10.1007/s10964-014-0250-4

PMID

25563233

Abstract

Research increasingly finds that race/ethnicity needs to be taken into account in the modelling of associations between protective factors and adolescent drinking behaviors in order to understand family effects and promote positive youth development. The current study examined racial/ethnic variation in the prospective effects of family cohesion on adolescent alcohol-related problems using a nationally representative sample. Data were drawn from the first two waves of the National Longitudinal Study of Adolescent to Adult Health and included 10,992 (50 % female) non-Hispanic Asian, non-Hispanic Black, Latino, and non-Hispanic White 7th-12th graders.

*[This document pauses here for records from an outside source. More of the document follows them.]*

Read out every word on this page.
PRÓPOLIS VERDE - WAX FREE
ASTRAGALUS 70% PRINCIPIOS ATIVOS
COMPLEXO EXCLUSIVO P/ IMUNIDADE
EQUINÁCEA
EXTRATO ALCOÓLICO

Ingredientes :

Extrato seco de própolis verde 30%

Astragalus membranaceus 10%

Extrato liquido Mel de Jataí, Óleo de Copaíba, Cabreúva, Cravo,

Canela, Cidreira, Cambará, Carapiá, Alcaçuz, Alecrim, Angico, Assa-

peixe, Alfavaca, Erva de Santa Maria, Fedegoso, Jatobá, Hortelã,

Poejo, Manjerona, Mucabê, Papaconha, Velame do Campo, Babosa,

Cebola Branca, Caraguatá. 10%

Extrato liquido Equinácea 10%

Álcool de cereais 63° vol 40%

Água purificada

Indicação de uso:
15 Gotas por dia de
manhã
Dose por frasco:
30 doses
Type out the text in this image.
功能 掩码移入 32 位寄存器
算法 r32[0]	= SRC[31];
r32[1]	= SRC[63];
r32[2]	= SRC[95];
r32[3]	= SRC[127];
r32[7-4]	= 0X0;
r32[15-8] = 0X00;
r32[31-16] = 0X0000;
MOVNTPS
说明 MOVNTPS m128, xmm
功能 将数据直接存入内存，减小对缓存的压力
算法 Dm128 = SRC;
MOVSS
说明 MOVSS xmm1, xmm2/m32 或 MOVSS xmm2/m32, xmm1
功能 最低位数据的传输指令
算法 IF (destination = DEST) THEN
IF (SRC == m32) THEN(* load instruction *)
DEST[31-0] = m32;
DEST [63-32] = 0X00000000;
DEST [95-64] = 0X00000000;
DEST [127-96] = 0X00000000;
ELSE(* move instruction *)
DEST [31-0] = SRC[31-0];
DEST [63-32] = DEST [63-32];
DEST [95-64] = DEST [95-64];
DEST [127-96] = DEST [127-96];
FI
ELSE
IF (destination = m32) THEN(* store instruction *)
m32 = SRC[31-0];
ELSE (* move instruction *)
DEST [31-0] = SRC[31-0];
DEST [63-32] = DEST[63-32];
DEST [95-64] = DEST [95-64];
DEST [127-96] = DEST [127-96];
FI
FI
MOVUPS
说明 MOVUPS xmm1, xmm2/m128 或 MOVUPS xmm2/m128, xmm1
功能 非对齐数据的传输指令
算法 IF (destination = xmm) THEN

Consistent with Hirschi's social control theory of youth delinquency, higher levels of family cohesion predicted lower levels of future adolescent alcohol-related problems, independent of race/ethnicity, sex, age, baseline alcohol-related problems, and family socioeconomic status.

FINDINGS from moderation analyses indicated that the magnitude of associations differed across groups such that the protective effect of family cohesion was strongest among White adolescents. For Latino adolescents, family cohesion was not associated with alcohol-related problems. Future longitudinal cross-racial/ethnic research is needed on common and unique mechanisms underlying differential associations between family processes and adolescent high-risk drinking. Understanding these processes could help improve preventive interventions, identify vulnerable subgroups, and inform health policy aimed at reducing alcohol-related health disparities.